Communiquer positivement
« L’idéalisation du métier se heurte souvent à la réalité. Mais ce qui reste le plus dommageable c’est la vision catastrophique portée régulièrement par le monde agricole. Ses plaintes récurrentes ne sont pas de nature à susciter les vocations. Sachons dire qu’il y a matière à s’épanouir au sein de l’agriculture, même s’il existe des difficultés.

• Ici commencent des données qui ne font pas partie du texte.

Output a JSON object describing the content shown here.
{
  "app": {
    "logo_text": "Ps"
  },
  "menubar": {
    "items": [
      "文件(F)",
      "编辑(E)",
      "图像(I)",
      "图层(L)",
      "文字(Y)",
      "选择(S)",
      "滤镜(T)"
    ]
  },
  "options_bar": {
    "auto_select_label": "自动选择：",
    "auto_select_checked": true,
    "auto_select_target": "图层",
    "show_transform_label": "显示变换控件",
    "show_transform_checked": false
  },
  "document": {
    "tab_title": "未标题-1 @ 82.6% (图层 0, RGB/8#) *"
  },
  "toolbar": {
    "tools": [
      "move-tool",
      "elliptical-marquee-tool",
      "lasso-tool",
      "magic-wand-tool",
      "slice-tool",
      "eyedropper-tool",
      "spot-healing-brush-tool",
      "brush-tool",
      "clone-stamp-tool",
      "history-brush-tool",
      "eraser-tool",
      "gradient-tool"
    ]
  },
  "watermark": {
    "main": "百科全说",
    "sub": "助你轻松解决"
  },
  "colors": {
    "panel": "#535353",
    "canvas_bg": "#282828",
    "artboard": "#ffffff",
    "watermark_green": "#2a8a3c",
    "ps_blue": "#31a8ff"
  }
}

Quel métier n’en a pas ! » suggère Christine Besnard Collin, ex-salariée agricole, membre du collège salarié au sein de la CPRE. Mais encore une fois, tout est question d’équilibre… Consciente que c’est grâce à des chemins multiples et des publics variés que l’emploi agricole retrouvera ses lettres de noblesse, Émilie Faucher, salariée du service de remplacement du Puy-de-Dôme, estime qu’il est une valeur essentielle sur laquelle on ne communique pas suffisamment : l’accueil. « Sur toutes les fermes où j’interviens, la journée démarre par un café, un échange bref, certes, mais la somme de ces petites attentions nous fait nous sentir un peu comme un membre de la famille ». La jeune femme passionnée par le travail auprès des animaux, sait aussi que grâce à son intervention, elle va offrir un peu de répit à des exploitants qui en ont souvent bien besoin. Henri Jouve, président de la MSA Ardèche-Drôme-Loire confirme que ces moments de respiration sont de plus en plus demandés par les chefs d’exploitation, mais que faute de main-d’œuvre, ils ne peuvent pas toujours être assouvis. « On a même du mal à remplacer tous les congés maternité et paternité », témoigne l’élu qui s’inquiète aussi des dégâts psychologiques que peut avoir sur les exploitants la non-récolte de leur production. « Cela contribue aussi au mal-être, c’est certain ». Et du côté de la formation, n’y aurait-il pas des cartes à jouer chez les employeurs, par une sensibilisation accrue à la gestion des ressources humaines, pan assez délaissé jusqu’à présent dans le parcours scolaire classique.